Best in the region
According to DataQuick Information System, the median selling price of an existing home in Sacramento County last month was $345,000, a decrease of 5 percent from October of 2005. In Placer County, the median of $435,000 was an 11 percent decline from a year earlier. Nevada County’s median price dropped 9 percent, Yolo County lost 5 percent, Sutter County dropped 11 percent and Yuba County’s median price declined 8 percent from October of 2005. During the same time period El Dorado County median sale price increased 2.7 percent to $450,000. So what’s up with that?

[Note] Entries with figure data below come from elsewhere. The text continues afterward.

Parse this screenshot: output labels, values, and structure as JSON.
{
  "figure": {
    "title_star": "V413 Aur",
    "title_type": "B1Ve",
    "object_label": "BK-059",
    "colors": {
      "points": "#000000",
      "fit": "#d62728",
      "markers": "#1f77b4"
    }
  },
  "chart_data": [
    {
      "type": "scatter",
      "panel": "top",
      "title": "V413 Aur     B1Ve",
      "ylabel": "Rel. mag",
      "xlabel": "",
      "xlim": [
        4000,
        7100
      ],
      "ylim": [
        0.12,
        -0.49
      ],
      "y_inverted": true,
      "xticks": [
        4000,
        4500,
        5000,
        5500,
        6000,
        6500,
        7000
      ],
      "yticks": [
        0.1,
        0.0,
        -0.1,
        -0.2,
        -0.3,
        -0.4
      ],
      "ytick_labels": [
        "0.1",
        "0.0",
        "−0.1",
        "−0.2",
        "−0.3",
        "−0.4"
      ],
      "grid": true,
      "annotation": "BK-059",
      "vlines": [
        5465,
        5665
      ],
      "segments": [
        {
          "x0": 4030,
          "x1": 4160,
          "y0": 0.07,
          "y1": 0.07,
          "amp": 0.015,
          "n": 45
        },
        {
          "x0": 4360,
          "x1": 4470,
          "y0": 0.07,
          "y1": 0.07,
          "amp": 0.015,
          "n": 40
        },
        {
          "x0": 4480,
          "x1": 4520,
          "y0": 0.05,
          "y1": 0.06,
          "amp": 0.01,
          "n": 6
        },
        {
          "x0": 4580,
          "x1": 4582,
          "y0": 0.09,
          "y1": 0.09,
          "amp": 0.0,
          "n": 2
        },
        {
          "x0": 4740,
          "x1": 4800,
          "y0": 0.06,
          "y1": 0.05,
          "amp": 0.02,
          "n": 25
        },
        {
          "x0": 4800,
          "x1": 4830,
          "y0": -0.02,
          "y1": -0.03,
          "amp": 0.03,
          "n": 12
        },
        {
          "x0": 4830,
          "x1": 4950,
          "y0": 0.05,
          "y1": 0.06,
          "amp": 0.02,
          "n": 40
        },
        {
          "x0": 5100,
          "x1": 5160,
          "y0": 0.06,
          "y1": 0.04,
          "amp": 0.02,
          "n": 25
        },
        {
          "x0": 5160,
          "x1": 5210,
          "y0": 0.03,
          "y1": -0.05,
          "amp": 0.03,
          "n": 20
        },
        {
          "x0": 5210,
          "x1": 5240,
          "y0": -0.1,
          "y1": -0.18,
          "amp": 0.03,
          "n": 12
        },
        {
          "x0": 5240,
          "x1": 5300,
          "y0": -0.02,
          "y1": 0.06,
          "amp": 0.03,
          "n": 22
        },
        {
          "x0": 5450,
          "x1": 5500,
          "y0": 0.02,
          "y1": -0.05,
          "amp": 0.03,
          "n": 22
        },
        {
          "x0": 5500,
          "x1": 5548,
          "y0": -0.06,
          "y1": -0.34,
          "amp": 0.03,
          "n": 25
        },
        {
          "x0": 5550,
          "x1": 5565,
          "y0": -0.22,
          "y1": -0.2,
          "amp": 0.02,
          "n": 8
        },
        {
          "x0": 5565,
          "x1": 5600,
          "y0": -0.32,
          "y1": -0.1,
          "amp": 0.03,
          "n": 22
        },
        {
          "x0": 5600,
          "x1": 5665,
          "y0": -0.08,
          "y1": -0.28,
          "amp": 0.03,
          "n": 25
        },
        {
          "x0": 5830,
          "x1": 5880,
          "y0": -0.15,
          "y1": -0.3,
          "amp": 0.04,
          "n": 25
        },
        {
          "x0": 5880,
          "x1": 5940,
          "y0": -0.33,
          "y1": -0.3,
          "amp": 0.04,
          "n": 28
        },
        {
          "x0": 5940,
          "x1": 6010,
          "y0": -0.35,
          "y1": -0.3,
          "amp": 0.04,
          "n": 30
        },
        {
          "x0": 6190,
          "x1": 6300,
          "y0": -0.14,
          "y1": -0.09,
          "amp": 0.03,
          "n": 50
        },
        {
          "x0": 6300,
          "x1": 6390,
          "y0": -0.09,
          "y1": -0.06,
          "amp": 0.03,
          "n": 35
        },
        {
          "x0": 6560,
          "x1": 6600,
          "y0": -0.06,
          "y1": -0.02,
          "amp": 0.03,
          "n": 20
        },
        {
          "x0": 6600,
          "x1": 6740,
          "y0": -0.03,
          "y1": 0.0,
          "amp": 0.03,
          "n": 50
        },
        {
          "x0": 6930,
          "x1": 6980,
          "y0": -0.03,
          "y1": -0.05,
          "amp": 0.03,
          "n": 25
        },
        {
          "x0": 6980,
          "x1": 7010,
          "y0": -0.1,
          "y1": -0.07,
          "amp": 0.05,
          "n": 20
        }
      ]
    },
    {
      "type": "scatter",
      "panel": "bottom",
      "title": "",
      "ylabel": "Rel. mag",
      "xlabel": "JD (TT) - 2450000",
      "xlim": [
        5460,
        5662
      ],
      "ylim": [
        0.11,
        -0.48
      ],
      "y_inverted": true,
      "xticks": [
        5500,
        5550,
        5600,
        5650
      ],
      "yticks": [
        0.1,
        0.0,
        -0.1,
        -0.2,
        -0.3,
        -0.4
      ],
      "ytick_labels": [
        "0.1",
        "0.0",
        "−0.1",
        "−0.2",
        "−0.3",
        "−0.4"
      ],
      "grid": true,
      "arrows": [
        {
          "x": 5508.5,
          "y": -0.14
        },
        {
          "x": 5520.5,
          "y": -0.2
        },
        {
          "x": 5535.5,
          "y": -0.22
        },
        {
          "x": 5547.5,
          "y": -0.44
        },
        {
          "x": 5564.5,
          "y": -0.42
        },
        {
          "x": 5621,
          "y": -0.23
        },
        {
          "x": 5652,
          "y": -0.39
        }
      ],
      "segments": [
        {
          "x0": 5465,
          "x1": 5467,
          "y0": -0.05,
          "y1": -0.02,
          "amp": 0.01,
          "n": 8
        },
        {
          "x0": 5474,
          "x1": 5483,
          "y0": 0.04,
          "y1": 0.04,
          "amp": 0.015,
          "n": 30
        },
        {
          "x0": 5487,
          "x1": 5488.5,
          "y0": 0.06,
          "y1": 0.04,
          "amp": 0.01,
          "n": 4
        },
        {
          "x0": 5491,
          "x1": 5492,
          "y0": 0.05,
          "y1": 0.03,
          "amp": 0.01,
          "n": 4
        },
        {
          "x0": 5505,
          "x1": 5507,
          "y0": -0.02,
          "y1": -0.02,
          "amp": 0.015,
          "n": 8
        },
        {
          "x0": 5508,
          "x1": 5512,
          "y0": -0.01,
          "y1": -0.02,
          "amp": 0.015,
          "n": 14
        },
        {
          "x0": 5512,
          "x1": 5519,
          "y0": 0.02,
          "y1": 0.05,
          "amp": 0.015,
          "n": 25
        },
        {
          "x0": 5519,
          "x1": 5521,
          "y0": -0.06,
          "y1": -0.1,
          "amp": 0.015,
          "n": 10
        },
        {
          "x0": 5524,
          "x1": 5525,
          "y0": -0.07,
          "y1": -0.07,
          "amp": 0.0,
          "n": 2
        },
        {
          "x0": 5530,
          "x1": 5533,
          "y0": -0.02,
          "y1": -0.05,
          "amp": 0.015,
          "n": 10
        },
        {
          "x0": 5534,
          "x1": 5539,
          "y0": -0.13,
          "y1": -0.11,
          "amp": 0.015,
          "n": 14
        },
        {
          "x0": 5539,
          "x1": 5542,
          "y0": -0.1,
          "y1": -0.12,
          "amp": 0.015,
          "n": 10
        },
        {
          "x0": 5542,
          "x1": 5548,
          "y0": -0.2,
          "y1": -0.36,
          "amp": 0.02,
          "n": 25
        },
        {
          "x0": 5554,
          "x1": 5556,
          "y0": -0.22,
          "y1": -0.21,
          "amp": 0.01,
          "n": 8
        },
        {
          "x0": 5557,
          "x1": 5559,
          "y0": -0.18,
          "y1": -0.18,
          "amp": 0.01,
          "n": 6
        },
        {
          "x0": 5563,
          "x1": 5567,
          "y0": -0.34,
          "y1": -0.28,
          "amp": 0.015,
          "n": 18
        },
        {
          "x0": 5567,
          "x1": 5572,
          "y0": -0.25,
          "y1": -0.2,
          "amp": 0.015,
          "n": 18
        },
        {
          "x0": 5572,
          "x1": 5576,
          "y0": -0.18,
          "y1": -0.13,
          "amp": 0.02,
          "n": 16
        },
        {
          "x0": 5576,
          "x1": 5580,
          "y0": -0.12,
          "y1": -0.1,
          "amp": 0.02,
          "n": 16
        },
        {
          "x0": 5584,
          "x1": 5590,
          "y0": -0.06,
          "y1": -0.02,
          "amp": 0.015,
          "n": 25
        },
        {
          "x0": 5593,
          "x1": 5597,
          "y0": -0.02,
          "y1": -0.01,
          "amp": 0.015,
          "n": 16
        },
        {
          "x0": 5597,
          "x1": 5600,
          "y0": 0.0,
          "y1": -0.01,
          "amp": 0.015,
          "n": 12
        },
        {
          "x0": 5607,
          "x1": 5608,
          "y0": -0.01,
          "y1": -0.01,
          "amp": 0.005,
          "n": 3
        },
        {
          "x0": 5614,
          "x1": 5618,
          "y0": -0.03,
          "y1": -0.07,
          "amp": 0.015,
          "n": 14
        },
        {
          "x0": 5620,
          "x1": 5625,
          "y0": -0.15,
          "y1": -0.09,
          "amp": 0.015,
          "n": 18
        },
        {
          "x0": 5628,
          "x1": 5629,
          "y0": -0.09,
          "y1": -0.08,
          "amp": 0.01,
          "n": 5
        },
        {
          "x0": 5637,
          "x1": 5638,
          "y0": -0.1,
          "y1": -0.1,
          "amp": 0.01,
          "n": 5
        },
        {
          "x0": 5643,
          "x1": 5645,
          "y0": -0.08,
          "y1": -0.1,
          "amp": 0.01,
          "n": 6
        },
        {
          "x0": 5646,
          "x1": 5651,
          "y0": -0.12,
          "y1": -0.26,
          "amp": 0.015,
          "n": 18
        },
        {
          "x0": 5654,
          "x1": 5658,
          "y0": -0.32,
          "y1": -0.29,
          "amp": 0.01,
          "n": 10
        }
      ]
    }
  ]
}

Regional new home sales followed the same pattern of declining prices with an exception of El Dorado County. Placer County’s median price for a new home at $475,000 was a decrease of 14 percent from last year. In Sacramento County the median price of a new home declined 13 percent to $398,250. Yolo, Yuba and Sutter all reported lower prices on builders new homes. But El Dorado County gained 6.7 percent to finish the month at $590,000.
One reason county home prices are holding on both new and resale is that we are not over-stocked with unsold new homes. The largest decrease in home prices have occurred in counties that experienced the most amount of new construction over the last five years and now have the largest amount of new unsold standing inventory. When the real estate market turned south in the summer of 2005, builders initiated incentives and cash discounts in order to stimulate sales. Individual sellers have had a difficult time competing and have lowered their prices accordingly.
The delay in our county’s General Plan prohibited approval of many new developments and much of the building frenzy that occurred in most of the region skipped over El Dorado County. Large track builders in search of level land and a pro-growth political climate have not been the only ones by-passing the county. Investors and flippers who made up nearly 25 percent of all home sales in Sacramento and parts of Placer County during 2004 and 2005 never ventured above Folsom. There are many reasons to live in El Dorado County but our selection of rentals isn’t one of them. Neither is easily accessible public transit or close-in employment centers. Investors and flippers preferred homogeneous neighborhoods, affordable prices and new homes on small lots. Their past avoidance, has contributed to our currently stable home prices.
Not surprisingly, the number sales of both new and resale homes have declined in each of our eight-county region from 2005 levels. The percentage decrease looks like this: Yuba –54%, Nevada –35.7%, Sacramento –35.2%, Yolo -34.7%, Sutter –33.7%, Placer -21.1%, Amador –26.9% and the best in the region is (surprise) El Dorado County at –13.5%. While the decent is universal, the rate appears to be less for our county.
A slow-growth political climate and lack of urban infrastructure has prevented our rural county from achieving similar record high growth rates experienced in other parts of the region. Those same perceived real estate market handicaps are now holding area prices and sales above the regional average. If this trend continues through the winter, our local market could be in a good position for a turn-around in the spring.
Buyer’s uncertainty with the direction of the market is the number one factor now affecting local sales and prices. We do not have an abundance of low-end condos or high-end new homes lingering on the market. Investors and flippers haven’t been dumping their rentals. We don’t have endless tracks of vacant new homes. What we do have is a great opportunity for homebuyers.